A new state law, which took effect July 1, doesn’t clear up the legal haze surrounding this surplus.
The constitutional amendment that legalized medical marijuana in Colorado a decade ago allows caregivers to have three mature plants and two ounces of usable marijuana per patient. But those three plants can yield much more than the two ounces the law allows. Under ideal growing conditions, the yield can reach more than a pound per plant.
That means every grower could have surplus marijuana that’s legal while growing on the plant, but illegal the moment it’s harvested.
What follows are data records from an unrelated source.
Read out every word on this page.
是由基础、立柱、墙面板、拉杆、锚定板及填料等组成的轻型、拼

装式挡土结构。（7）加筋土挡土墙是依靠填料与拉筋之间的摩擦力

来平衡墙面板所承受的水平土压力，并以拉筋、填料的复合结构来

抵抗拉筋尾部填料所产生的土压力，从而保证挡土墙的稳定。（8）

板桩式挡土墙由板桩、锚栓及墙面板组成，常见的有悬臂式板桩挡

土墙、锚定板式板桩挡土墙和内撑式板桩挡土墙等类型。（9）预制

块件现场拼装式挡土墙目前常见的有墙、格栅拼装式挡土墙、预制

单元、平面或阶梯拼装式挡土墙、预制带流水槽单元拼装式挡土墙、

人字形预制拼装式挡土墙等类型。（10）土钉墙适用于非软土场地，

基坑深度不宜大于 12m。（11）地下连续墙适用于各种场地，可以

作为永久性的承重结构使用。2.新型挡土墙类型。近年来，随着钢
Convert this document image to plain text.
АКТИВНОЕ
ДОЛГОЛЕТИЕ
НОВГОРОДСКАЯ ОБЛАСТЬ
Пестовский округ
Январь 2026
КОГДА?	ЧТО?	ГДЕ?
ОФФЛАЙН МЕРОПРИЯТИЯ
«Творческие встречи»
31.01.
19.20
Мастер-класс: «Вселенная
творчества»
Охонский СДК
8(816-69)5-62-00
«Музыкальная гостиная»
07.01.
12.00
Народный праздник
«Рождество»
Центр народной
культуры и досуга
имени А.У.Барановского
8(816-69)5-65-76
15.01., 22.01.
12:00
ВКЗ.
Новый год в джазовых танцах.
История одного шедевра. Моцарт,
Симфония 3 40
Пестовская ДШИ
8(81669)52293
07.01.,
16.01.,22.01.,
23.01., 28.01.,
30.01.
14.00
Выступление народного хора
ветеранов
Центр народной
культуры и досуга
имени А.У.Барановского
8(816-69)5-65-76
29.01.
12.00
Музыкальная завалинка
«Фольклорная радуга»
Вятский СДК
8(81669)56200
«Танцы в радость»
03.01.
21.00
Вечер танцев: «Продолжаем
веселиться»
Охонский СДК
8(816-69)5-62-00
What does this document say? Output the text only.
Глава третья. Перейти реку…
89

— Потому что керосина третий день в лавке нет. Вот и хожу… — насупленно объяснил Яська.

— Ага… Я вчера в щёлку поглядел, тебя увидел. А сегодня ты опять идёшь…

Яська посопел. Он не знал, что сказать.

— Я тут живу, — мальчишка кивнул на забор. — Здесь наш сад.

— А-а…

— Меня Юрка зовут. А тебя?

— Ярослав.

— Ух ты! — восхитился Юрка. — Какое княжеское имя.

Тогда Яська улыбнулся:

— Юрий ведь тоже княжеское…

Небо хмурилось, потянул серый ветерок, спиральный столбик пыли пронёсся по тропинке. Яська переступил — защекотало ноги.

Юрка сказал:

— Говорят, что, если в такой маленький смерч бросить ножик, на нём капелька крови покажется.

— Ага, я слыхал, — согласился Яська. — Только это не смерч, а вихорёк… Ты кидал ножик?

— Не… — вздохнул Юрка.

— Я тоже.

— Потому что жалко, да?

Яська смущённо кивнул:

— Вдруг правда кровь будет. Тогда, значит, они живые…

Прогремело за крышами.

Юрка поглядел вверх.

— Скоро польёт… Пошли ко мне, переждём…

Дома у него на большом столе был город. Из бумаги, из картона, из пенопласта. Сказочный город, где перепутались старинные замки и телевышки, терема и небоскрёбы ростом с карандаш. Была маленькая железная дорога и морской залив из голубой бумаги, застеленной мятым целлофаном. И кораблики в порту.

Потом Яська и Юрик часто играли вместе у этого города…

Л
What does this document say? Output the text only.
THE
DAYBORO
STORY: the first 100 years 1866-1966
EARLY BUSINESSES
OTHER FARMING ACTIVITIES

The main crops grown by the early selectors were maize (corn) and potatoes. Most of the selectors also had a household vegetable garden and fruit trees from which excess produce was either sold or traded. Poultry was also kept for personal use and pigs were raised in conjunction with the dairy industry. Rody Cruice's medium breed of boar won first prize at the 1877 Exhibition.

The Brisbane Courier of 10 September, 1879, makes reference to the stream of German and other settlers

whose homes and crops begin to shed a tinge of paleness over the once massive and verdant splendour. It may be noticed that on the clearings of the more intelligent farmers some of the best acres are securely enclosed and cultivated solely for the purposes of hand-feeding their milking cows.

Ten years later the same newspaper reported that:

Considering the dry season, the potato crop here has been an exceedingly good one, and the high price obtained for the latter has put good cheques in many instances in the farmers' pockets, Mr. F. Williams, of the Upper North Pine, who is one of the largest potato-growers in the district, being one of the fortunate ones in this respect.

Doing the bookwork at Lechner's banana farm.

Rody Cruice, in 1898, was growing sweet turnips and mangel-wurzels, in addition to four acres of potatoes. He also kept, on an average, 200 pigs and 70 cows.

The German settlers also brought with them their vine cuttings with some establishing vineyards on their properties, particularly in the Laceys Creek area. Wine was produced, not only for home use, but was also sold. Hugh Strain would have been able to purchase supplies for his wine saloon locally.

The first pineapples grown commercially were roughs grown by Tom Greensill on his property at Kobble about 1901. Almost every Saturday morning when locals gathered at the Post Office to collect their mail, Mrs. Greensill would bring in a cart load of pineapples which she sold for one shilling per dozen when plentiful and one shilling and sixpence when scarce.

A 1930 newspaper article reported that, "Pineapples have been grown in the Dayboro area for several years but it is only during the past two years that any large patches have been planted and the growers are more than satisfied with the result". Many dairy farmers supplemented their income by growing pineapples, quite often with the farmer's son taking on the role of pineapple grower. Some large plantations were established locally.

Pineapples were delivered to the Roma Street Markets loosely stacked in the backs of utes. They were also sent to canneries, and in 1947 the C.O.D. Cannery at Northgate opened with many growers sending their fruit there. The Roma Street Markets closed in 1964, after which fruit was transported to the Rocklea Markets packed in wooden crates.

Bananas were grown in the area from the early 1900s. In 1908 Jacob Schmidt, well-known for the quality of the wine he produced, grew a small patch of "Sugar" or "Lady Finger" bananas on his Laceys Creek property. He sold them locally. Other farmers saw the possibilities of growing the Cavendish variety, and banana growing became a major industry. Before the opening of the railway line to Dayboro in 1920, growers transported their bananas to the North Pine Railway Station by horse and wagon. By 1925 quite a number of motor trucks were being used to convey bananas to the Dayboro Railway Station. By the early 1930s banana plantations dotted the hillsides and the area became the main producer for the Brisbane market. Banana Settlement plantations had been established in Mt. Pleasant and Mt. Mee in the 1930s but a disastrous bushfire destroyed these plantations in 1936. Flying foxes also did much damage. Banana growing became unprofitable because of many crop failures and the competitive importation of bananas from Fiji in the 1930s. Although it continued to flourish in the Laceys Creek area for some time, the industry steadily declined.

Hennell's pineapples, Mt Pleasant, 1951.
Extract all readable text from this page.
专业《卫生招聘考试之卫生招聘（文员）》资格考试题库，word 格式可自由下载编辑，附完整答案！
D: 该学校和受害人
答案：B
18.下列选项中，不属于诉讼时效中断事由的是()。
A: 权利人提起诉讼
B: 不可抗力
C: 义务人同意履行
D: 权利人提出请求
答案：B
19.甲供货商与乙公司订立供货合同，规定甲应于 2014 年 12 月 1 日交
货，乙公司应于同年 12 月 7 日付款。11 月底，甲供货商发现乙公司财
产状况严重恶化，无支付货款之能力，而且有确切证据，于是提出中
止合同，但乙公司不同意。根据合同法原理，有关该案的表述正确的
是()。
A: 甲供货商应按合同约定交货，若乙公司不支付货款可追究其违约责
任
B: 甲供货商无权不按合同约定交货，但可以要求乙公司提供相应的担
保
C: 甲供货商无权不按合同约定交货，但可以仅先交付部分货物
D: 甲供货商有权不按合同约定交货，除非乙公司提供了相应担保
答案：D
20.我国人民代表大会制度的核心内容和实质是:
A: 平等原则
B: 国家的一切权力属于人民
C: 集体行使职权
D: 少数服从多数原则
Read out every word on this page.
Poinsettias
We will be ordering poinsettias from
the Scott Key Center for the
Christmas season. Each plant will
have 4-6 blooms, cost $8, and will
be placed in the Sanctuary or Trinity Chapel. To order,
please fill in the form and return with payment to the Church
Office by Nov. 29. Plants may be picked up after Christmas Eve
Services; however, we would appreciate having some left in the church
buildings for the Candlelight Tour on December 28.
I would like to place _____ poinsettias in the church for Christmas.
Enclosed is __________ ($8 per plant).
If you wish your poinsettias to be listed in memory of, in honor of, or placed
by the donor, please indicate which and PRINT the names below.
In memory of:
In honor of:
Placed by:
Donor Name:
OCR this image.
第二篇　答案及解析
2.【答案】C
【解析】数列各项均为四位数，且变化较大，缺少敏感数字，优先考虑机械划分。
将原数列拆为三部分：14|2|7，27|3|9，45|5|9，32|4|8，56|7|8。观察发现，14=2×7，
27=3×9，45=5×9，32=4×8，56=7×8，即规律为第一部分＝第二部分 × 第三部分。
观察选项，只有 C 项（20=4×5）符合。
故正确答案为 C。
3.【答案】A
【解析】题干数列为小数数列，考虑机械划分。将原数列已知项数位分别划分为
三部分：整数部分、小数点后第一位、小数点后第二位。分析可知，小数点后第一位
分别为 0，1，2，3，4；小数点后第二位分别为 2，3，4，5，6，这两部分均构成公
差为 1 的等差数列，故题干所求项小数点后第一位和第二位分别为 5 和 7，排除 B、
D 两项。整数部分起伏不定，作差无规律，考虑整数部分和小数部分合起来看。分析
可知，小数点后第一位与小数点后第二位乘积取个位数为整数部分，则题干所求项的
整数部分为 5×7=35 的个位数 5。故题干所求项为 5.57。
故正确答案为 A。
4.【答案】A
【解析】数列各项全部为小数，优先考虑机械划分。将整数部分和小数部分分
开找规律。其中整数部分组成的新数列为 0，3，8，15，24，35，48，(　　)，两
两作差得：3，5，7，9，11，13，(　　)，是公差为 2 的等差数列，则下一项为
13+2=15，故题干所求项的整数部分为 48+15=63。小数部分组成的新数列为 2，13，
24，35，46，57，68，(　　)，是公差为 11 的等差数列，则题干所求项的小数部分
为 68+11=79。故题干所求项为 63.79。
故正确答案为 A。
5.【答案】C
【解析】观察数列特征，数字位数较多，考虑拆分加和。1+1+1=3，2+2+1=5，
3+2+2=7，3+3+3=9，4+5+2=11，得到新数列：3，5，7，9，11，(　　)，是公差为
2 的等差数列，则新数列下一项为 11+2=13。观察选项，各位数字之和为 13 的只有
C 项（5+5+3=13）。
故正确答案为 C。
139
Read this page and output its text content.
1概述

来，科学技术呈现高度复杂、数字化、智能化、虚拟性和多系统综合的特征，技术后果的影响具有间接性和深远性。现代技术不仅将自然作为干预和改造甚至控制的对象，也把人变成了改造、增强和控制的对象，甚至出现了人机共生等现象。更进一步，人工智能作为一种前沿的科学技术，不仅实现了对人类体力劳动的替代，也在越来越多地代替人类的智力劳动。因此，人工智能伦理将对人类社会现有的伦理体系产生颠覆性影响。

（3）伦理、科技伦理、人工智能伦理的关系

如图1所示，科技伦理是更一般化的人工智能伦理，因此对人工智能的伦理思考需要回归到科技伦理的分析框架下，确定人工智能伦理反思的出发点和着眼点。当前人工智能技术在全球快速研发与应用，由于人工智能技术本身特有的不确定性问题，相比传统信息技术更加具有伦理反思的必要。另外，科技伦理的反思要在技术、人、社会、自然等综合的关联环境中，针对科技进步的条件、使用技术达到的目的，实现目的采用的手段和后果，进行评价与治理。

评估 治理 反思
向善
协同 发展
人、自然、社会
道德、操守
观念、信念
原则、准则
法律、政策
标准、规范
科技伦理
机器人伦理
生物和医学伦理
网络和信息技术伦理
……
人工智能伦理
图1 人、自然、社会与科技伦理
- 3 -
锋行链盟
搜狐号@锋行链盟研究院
“There’s not any provision about surplus in the constitution,” said Michael Dohr, senior staff attorney for the Colorado General Assembly, who helped pen the new law. “That’s always been an open question.”
The Colorado Department of Public Health and Environment says roughly 94,000 people are currently registered medical marijuana patients. If Colorado growers have three mature plants per registered patient, they can legally harvest nearly 12,000 pounds of usable marijuana, or about six tons. However, those plants could produce a surplus of 20 to 64 tons of marijuana if the plants yield just three to eight ounces per plant.